Some technicalities. How well does economic growth signify betterment of the people’s economic wellbeing? The cited number of 6.4 is specifically the growth rate of the Gross Domestic Product (GDP). It is the aggregate of production and also of income—since value-added in production is also value-earned as income—within Philippine domestic territory, including that of foreign entities based in it.
… Ana is but one of the now overseas Filipino workers (OFWs) whom our country has failed. Our political-economic system has not provided adequate resources and support to make upward mobility possible, so those without opportunity have voted with their feet and left our country. Invest Philippines writes: “Remittances from the nearly 10 million Filipinos abroad are the biggest change of the past decade in the Philippine economy…Remittances from Filipinos working abroad have become the economy’s second largest source of foreign capital…They have created an underlying floor for the economy that some economists believe accounts for about 4% annual economic growth and shielded the conservative Philippine elite from pressure to reform the status quo.”
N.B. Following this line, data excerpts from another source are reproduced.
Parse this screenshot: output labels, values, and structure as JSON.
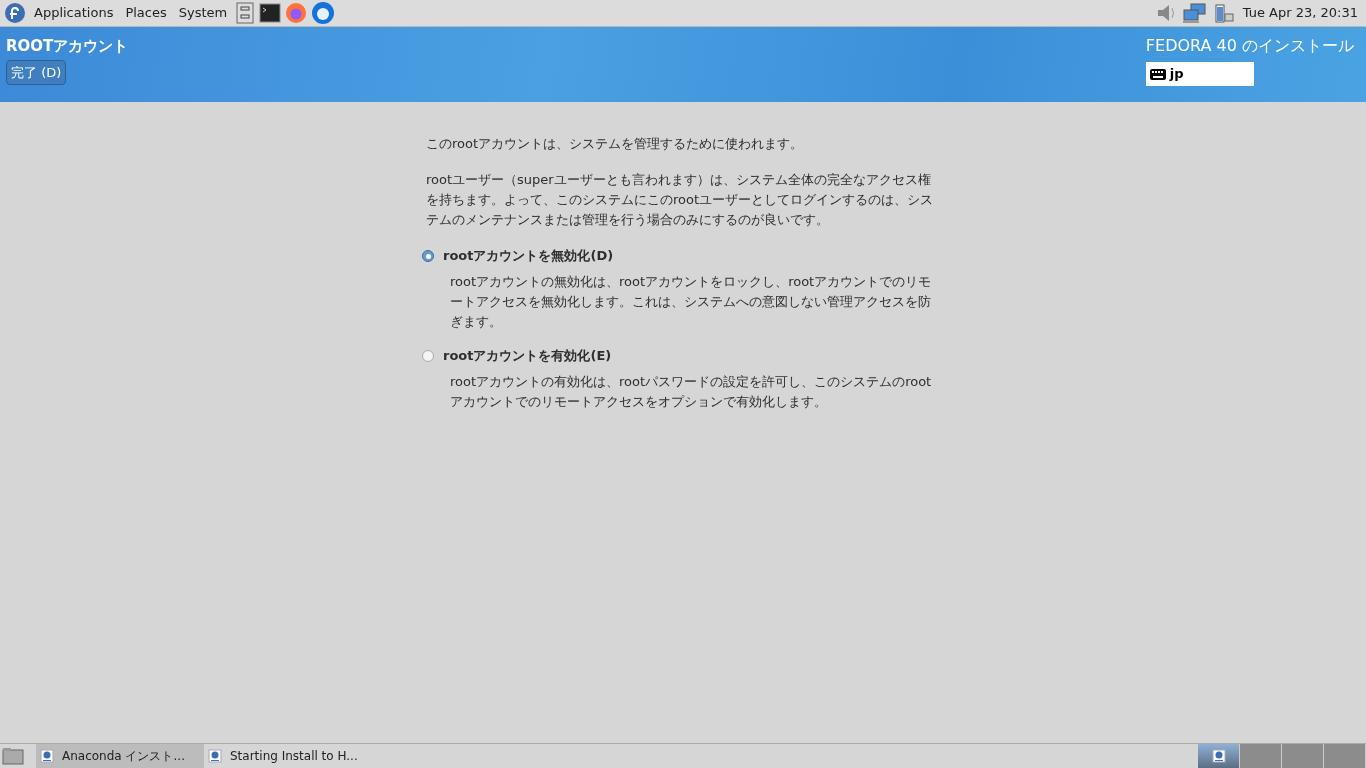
{
  "top_panel": {
    "menus": [
      "Applications",
      "Places",
      "System"
    ],
    "clock": "Tue Apr 23, 20:31"
  },
  "header": {
    "title": "ROOTアカウント",
    "done_button": "完了 (D)",
    "product": "FEDORA 40 のインストール",
    "keyboard_layout": "jp"
  },
  "intro": [
    "このrootアカウントは、システムを管理するために使われます。",
    "rootユーザー（superユーザーとも言われます）は、システム全体の完全なアクセス権を持ちます。よって、このシステムにこのrootユーザーとしてログインするのは、システムのメンテナンスまたは管理を行う場合のみにするのが良いです。"
  ],
  "options": [
    {
      "label": "rootアカウントを無効化(D)",
      "selected": true,
      "description": "rootアカウントの無効化は、rootアカウントをロックし、rootアカウントでのリモートアクセスを無効化します。これは、システムへの意図しない管理アクセスを防ぎます。"
    },
    {
      "label": "rootアカウントを有効化(E)",
      "selected": false,
      "description": "rootアカウントの有効化は、rootパスワードの設定を許可し、このシステムのrootアカウントでのリモートアクセスをオプションで有効化します。"
    }
  ],
  "taskbar": {
    "tasks": [
      {
        "label": "Anaconda インスト...",
        "selected": true
      },
      {
        "label": "Starting Install to H...",
        "selected": false
      }
    ],
    "workspaces": [
      {
        "selected": true,
        "has_window": true
      },
      {
        "selected": false,
        "has_window": false
      },
      {
        "selected": false,
        "has_window": false
      },
      {
        "selected": false,
        "has_window": false
      }
    ]
  }
}
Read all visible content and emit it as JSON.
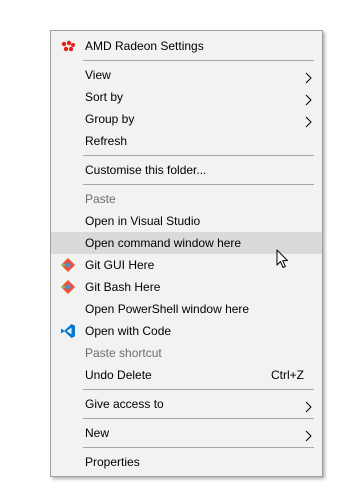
{
  "menu": {
    "amd_radeon_settings": "AMD Radeon Settings",
    "view": "View",
    "sort_by": "Sort by",
    "group_by": "Group by",
    "refresh": "Refresh",
    "customise_folder": "Customise this folder...",
    "paste": "Paste",
    "open_in_visual_studio": "Open in Visual Studio",
    "open_command_window": "Open command window here",
    "git_gui_here": "Git GUI Here",
    "git_bash_here": "Git Bash Here",
    "open_powershell_window": "Open PowerShell window here",
    "open_with_code": "Open with Code",
    "paste_shortcut": "Paste shortcut",
    "undo_delete": "Undo Delete",
    "undo_delete_shortcut": "Ctrl+Z",
    "give_access_to": "Give access to",
    "new": "New",
    "properties": "Properties"
  },
  "state": {
    "hovered_item": "Open command window here",
    "disabled_items": [
      "Paste",
      "Paste shortcut"
    ]
  },
  "icons": {
    "amd_radeon_settings": "amd-radeon-icon",
    "git_gui_here": "git-icon",
    "git_bash_here": "git-icon",
    "open_with_code": "vscode-icon",
    "submenu_arrow": "chevron-right-icon",
    "cursor": "mouse-pointer-icon"
  },
  "colors": {
    "menu_background": "#f2f2f2",
    "hover_highlight": "#dadada",
    "disabled_text": "#6d6d6d",
    "amd_red": "#e2231a",
    "git_orange": "#f05033",
    "vscode_blue": "#0078d4"
  }
}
Given the continuing and egregious inequality in our country, we likely would have already had a revolution had employment abroad not created a valve to release such social and economic pressure. Yet, even as the sweat of our overseas workers—who endure predatory exploitation and sacrifice their lives—provides crucial ballast to our economy, inclusive economic growth eludes us. The government hails the OFWs as the “bayani” of our country, and they truly are, yet such heroization of and support for the massive exportation of our people does not absolve our government and society from their duties to provide opportunity for Filipinos in their own country.
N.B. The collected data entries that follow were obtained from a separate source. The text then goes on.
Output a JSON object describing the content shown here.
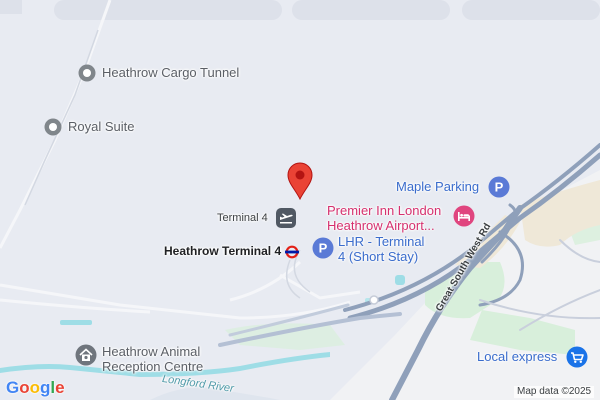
{
  "places": {
    "cargo_tunnel": "Heathrow Cargo Tunnel",
    "royal_suite": "Royal Suite",
    "terminal4": "Terminal 4",
    "heathrow_t4_station": "Heathrow Terminal 4",
    "maple_parking": "Maple Parking",
    "premier_inn_line1": "Premier Inn London",
    "premier_inn_line2": "Heathrow Airport...",
    "lhr_parking_line1": "LHR - Terminal",
    "lhr_parking_line2": "4 (Short Stay)",
    "animal_centre_line1": "Heathrow Animal",
    "animal_centre_line2": "Reception Centre",
    "local_express": "Local express"
  },
  "roads": {
    "great_south_west_rd": "Great South West Rd"
  },
  "water": {
    "longford_river": "Longford River"
  },
  "attribution": {
    "logo": "Google",
    "map_data": "Map data ©2025"
  },
  "icons": {
    "pin": "location-pin-icon",
    "parking": "parking-icon",
    "hotel": "hotel-icon",
    "airport": "airport-departure-icon",
    "underground": "underground-station-icon",
    "pet": "pet-icon",
    "shopping": "shopping-cart-icon",
    "poi": "poi-dot-icon"
  },
  "colors": {
    "land": "#e8ebf2",
    "road": "#8fa0ba",
    "green": "#d9f0dd",
    "water": "#9edde6",
    "pin": "#ea4335",
    "parking": "#5a7ad6",
    "hotel": "#e0457f",
    "shopping": "#1a73e8"
  }
}
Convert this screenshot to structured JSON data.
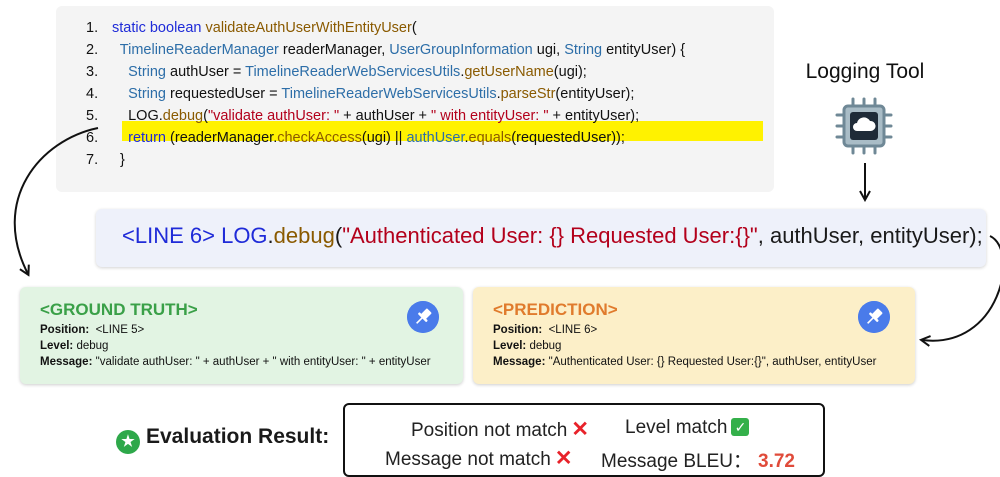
{
  "code": {
    "lines": [
      {
        "n": "1.",
        "parts": [
          {
            "t": "static boolean ",
            "c": "kw"
          },
          {
            "t": "validateAuthUserWithEntityUser",
            "c": "mt"
          },
          {
            "t": "(",
            "c": "vr"
          }
        ]
      },
      {
        "n": "2.",
        "parts": [
          {
            "t": "  TimelineReaderManager ",
            "c": "ty"
          },
          {
            "t": "readerManager",
            "c": "vr"
          },
          {
            "t": ", ",
            "c": "vr"
          },
          {
            "t": "UserGroupInformation ",
            "c": "ty"
          },
          {
            "t": "ugi",
            "c": "vr"
          },
          {
            "t": ", ",
            "c": "vr"
          },
          {
            "t": "String ",
            "c": "ty"
          },
          {
            "t": "entityUser",
            "c": "vr"
          },
          {
            "t": ") {",
            "c": "vr"
          }
        ]
      },
      {
        "n": "3.",
        "parts": [
          {
            "t": "    String ",
            "c": "ty"
          },
          {
            "t": "authUser",
            "c": "vr"
          },
          {
            "t": " = ",
            "c": "vr"
          },
          {
            "t": "TimelineReaderWebServicesUtils",
            "c": "ty"
          },
          {
            "t": ".",
            "c": "vr"
          },
          {
            "t": "getUserName",
            "c": "mt"
          },
          {
            "t": "(ugi);",
            "c": "vr"
          }
        ]
      },
      {
        "n": "4.",
        "parts": [
          {
            "t": "    String ",
            "c": "ty"
          },
          {
            "t": "requestedUser",
            "c": "vr"
          },
          {
            "t": " = ",
            "c": "vr"
          },
          {
            "t": "TimelineReaderWebServicesUtils",
            "c": "ty"
          },
          {
            "t": ".",
            "c": "vr"
          },
          {
            "t": "parseStr",
            "c": "mt"
          },
          {
            "t": "(entityUser);",
            "c": "vr"
          }
        ]
      },
      {
        "n": "5.",
        "parts": [
          {
            "t": "    LOG",
            "c": "vr"
          },
          {
            "t": ".",
            "c": "vr"
          },
          {
            "t": "debug",
            "c": "mt"
          },
          {
            "t": "(",
            "c": "vr"
          },
          {
            "t": "\"validate authUser: \"",
            "c": "st"
          },
          {
            "t": " + authUser + ",
            "c": "vr"
          },
          {
            "t": "\" with entityUser: \"",
            "c": "st"
          },
          {
            "t": " + entityUser);",
            "c": "vr"
          }
        ]
      },
      {
        "n": "6.",
        "parts": [
          {
            "t": "    return ",
            "c": "kw"
          },
          {
            "t": "(readerManager.",
            "c": "vr"
          },
          {
            "t": "checkAccess",
            "c": "mt"
          },
          {
            "t": "(ugi) || ",
            "c": "vr"
          },
          {
            "t": "authUser",
            "c": "ty"
          },
          {
            "t": ".",
            "c": "vr"
          },
          {
            "t": "equals",
            "c": "mt"
          },
          {
            "t": "(requestedUser));",
            "c": "vr"
          }
        ]
      },
      {
        "n": "7.",
        "parts": [
          {
            "t": "  }",
            "c": "vr"
          }
        ]
      }
    ]
  },
  "tool": {
    "title": "Logging Tool",
    "icon": "cloud-chip-icon"
  },
  "prediction_line": {
    "tag": "<LINE 6> ",
    "obj": "LOG",
    "dot": ".",
    "method": "debug",
    "open": "(",
    "message": "\"Authenticated User: {} Requested User:{}\"",
    "rest": ", authUser, entityUser);"
  },
  "ground_truth": {
    "title": "<GROUND TRUTH>",
    "position_label": "Position:",
    "position": "<LINE 5>",
    "level_label": "Level:",
    "level": "debug",
    "message_label": "Message:",
    "message": "\"validate authUser: \" + authUser + \" with entityUser: \" + entityUser"
  },
  "prediction": {
    "title": "<PREDICTION>",
    "position_label": "Position:",
    "position": "<LINE 6>",
    "level_label": "Level:",
    "level": "debug",
    "message_label": "Message:",
    "message": "\"Authenticated User: {} Requested User:{}\", authUser, entityUser"
  },
  "evaluation": {
    "label": "Evaluation Result:",
    "position": "Position not match",
    "level": "Level match",
    "message": "Message not match",
    "bleu_label": "Message BLEU：",
    "bleu_value": "3.72"
  },
  "colors": {
    "keyword": "#1f2bd8",
    "type": "#2d6ea8",
    "method": "#8a5a00",
    "string": "#b3001b",
    "highlight": "#fff200",
    "gt_title": "#3aa048",
    "pred_title": "#e07b2d",
    "bleu": "#e04b3a"
  }
}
A friend in Hong Kong calculated for me what her maid earns working 4-5 days a week for her there. After subtracting the cost of her Hong Kong rent, she has approximately P42,000 a month. A public school teacher in the Philippines teaching two shifts of kindergarten students for 12 hours a day may make as little as 6,000 pesos a month. No wonder our country’s teachers, nurses, and even doctors continue to prefer to live as second-class citizens in Hong Kong, Qatar, and still more distant shores. They live their whole lives away, in the borrowed quarters of somebody else’s life, with somebody else’s family, taking care of another’s baby, while their own children grow up not knowing their mothers. We cannot continue to allow them to prop up our country while domestic corruption and indifference to the plight of our impoverished both at home and abroad squander their sacrifice.
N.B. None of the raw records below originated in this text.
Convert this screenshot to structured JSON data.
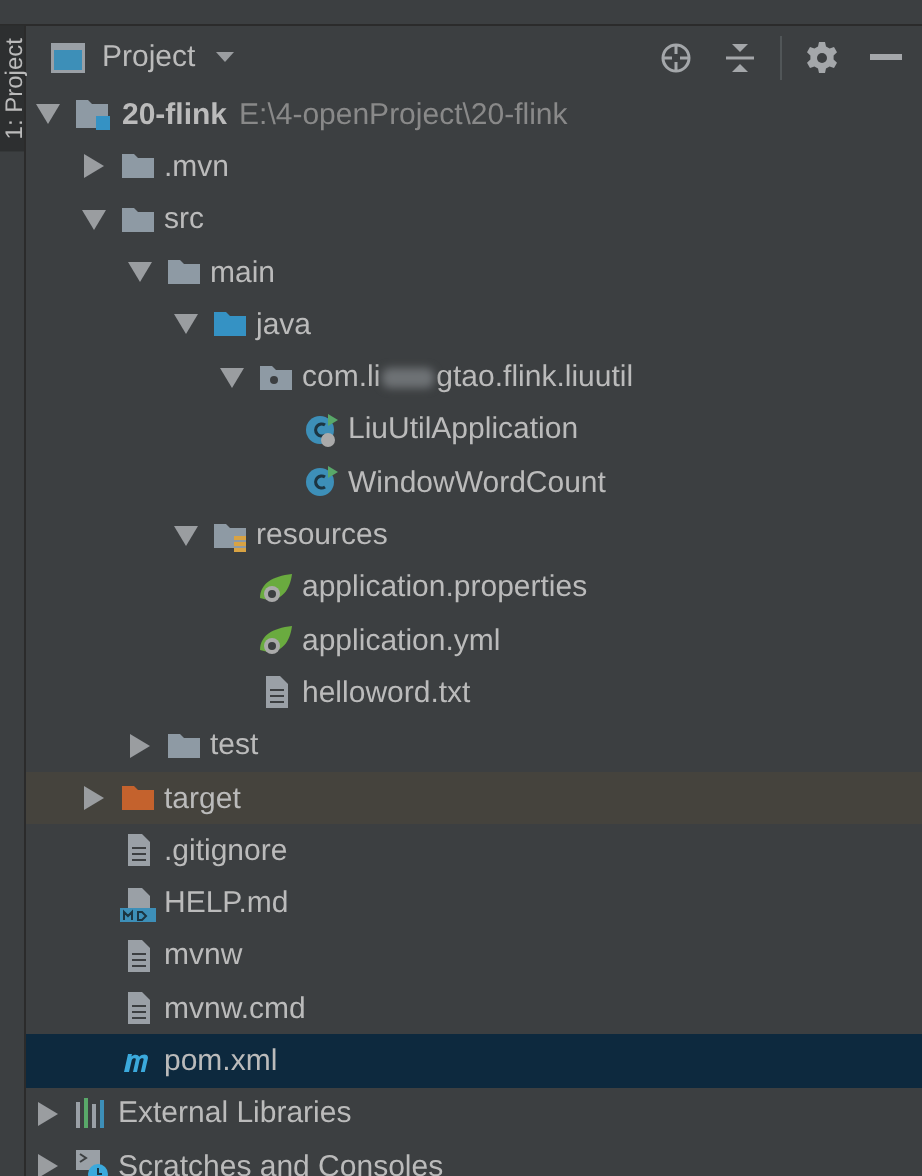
{
  "side_tab": {
    "label": "1: Project",
    "selected": true
  },
  "panel": {
    "title": "Project"
  },
  "tree": [
    {
      "kind": "project",
      "label": "20-flink",
      "path": "E:\\4-openProject\\20-flink",
      "expanded": true,
      "selected": false,
      "children": [
        {
          "kind": "folder",
          "label": ".mvn",
          "expanded": false,
          "selected": false
        },
        {
          "kind": "folder",
          "label": "src",
          "expanded": true,
          "selected": false,
          "children": [
            {
              "kind": "folder",
              "label": "main",
              "expanded": true,
              "selected": false,
              "children": [
                {
                  "kind": "source-folder",
                  "label": "java",
                  "expanded": true,
                  "selected": false,
                  "children": [
                    {
                      "kind": "package",
                      "label": "com.li",
                      "label_after_blur": "gtao.flink.liuutil",
                      "expanded": true,
                      "selected": false,
                      "children": [
                        {
                          "kind": "spring-class",
                          "label": "LiuUtilApplication",
                          "selected": false
                        },
                        {
                          "kind": "class",
                          "label": "WindowWordCount",
                          "selected": false
                        }
                      ]
                    }
                  ]
                },
                {
                  "kind": "resources-folder",
                  "label": "resources",
                  "expanded": true,
                  "selected": false,
                  "children": [
                    {
                      "kind": "spring-config",
                      "label": "application.properties",
                      "selected": false
                    },
                    {
                      "kind": "spring-config",
                      "label": "application.yml",
                      "selected": false
                    },
                    {
                      "kind": "text-file",
                      "label": "helloword.txt",
                      "selected": false
                    }
                  ]
                }
              ]
            },
            {
              "kind": "folder",
              "label": "test",
              "expanded": false,
              "selected": false
            }
          ]
        },
        {
          "kind": "excluded-folder",
          "label": "target",
          "expanded": false,
          "selected": false
        },
        {
          "kind": "text-file",
          "label": ".gitignore",
          "selected": false
        },
        {
          "kind": "md-file",
          "label": "HELP.md",
          "selected": false
        },
        {
          "kind": "text-file",
          "label": "mvnw",
          "selected": false
        },
        {
          "kind": "text-file",
          "label": "mvnw.cmd",
          "selected": false
        },
        {
          "kind": "maven",
          "label": "pom.xml",
          "selected": true
        }
      ]
    },
    {
      "kind": "libraries",
      "label": "External Libraries",
      "expanded": false,
      "selected": false
    },
    {
      "kind": "scratches",
      "label": "Scratches and Consoles",
      "expanded": false,
      "selected": false
    }
  ]
}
The elite get off easily in this. The poor just want to get by, and so the rich feel no true pressure from them to implement socially progressive reforms or to create the conditions for others to share in their good fortune. Some anomalous examples of wealthy, self-made professionals exist, but largely what we have seen over the last half century in terms of change and of true wealth creation are merely the up-and-down movements of those who already had some kind of foot in the game. The idea of doing well for oneself here–of becoming wealthy in a legal and plausible way–does not exist for the vast majority of our people. While I understand that the reasons our economic growth has largely been jobless growth are myriad and complex, and that a deepening manufacturing sector portends more inclusive growth in the coming future, our measure of success as our economy grows must be our ability to lift people out of poverty and to create opportunity and possibility here at home. This is particularly owed given the painful source of much of the economic growth enjoyed over the last decade, and the lives that were sacrificed for it along the way.